L’accumulation des registres n’aide pas. Entre la sorcière française, les actions maléfiques de son chat revenant (?!?), les pactes occultes, les drames personnels et la trop grande quantité de personnages secondaires, le récit se disperse. Cette dispersion évoque certaines tentatives de remakes mal calibrés, comme Poltergeist 2015, où le désir de moderniser écrasait l’essence de l’original.
Et puis il y a la fin. Une fin qui s’emballe franchement dans le n’importe quoi, particulièrement dès l’arrivée de la scène au restaurant. Les personnages deviennent incohérents, difficiles à suivre, comme si leurs motivations se dissolvaient d’un plan à l’autre. Le montage se précipite, les réactions ne tiennent plus debout et l’ensemble donne l’impression d’une production pressée de plier bagage. On dirait presque que les derniers jours de tournage s’imposaient comme une échéance brutale et que l’on cherchait à clore l’histoire à tout prix, sans savoir comment y arriver. Ce sentiment d’urgence rappelle, dans une autre tonalité, certaines fins expédiées de productions Blumhouse où les contraintes de calendrier semblent dicter la dramaturgie plus que la logique interne.
Le contexte de production n’aide pas à dissiper cette impression. Le tournage, mené entre avril et juin 2023 entre Montréal et La Nouvelle-Orléans, avec quelques scènes tournées à Sainte-Anne-de-Bellevue dans l’Arboretum Morgan, s’est fait en pleine grève de la SAG-AFTRA, la production bénéficiant d’une dérogation spéciale. Cette atmosphère tendue affleure parfois à l’écran, surtout dans l’acte final.
Malgré certains comédiens investis, les personnages demeurent trop minces pour susciter un véritable attachement. L’horreur perd alors de sa force, un peu comme ces films où le surnaturel flotte sans jamais s’incarner, à l’opposé d’œuvres plus maîtrisées comme Hereditary.
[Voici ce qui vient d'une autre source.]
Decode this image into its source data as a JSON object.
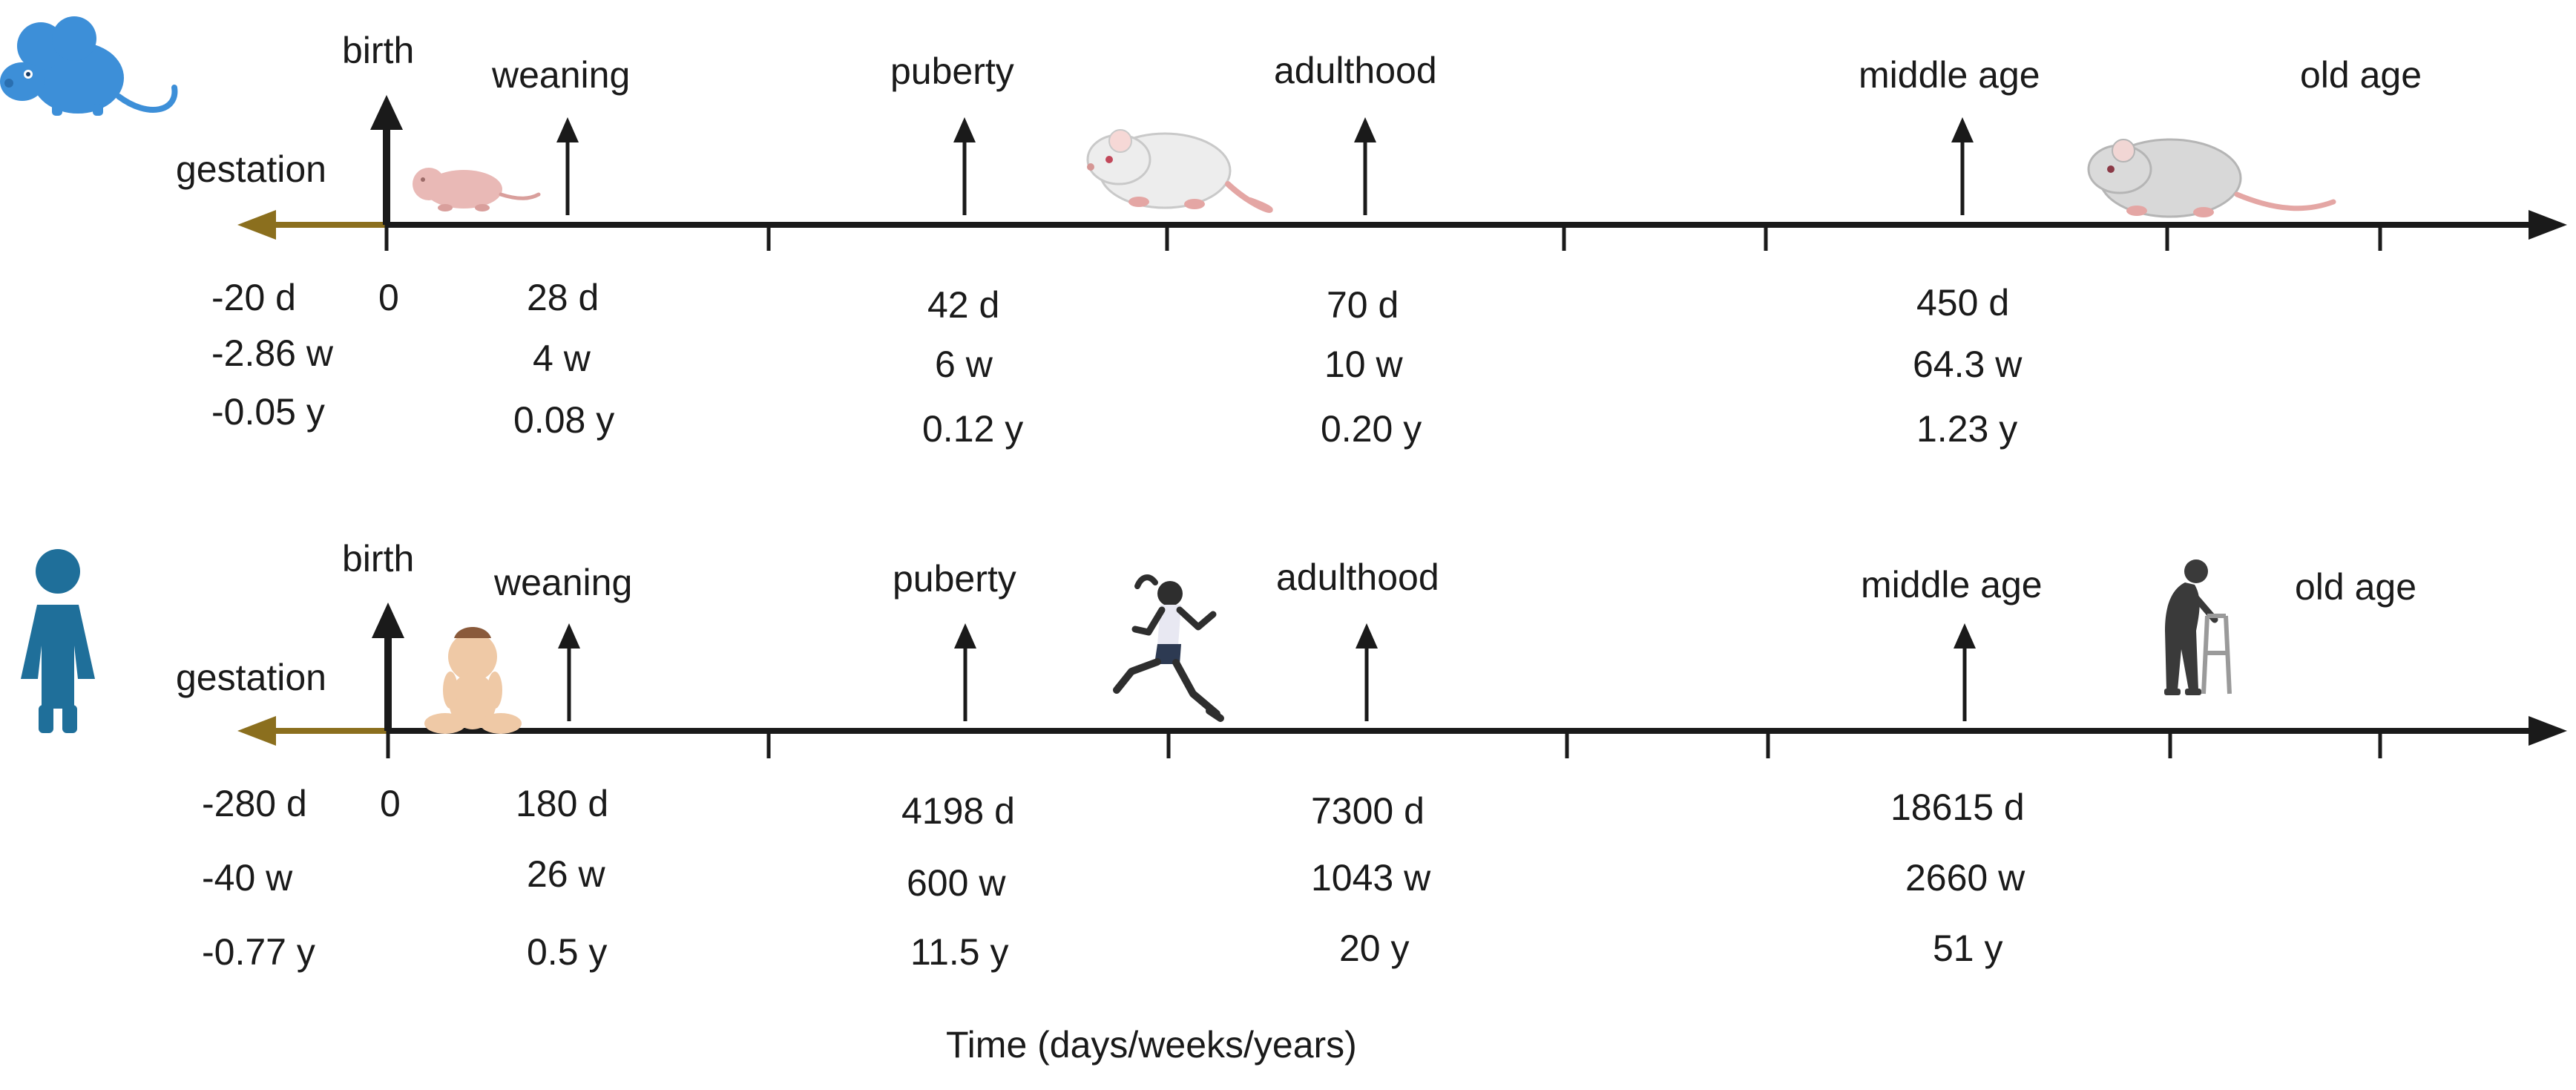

En fin de compte, Witchboard 2024 se regarde sans amertume, mais s’oublie rapidement. Ses strates françaises, dans toutes leurs déclinaisons, demeurent sa trouvaille la plus intéressante, sans toutefois réussir à devenir la colonne vertébrale que le film promettait en début de parcours. On ressort avec l’impression d’un projet qui avait matière à vibrer et qui préfère s’effriter. Pour toutes ces raisons, je donne quatre étoiles sur dix.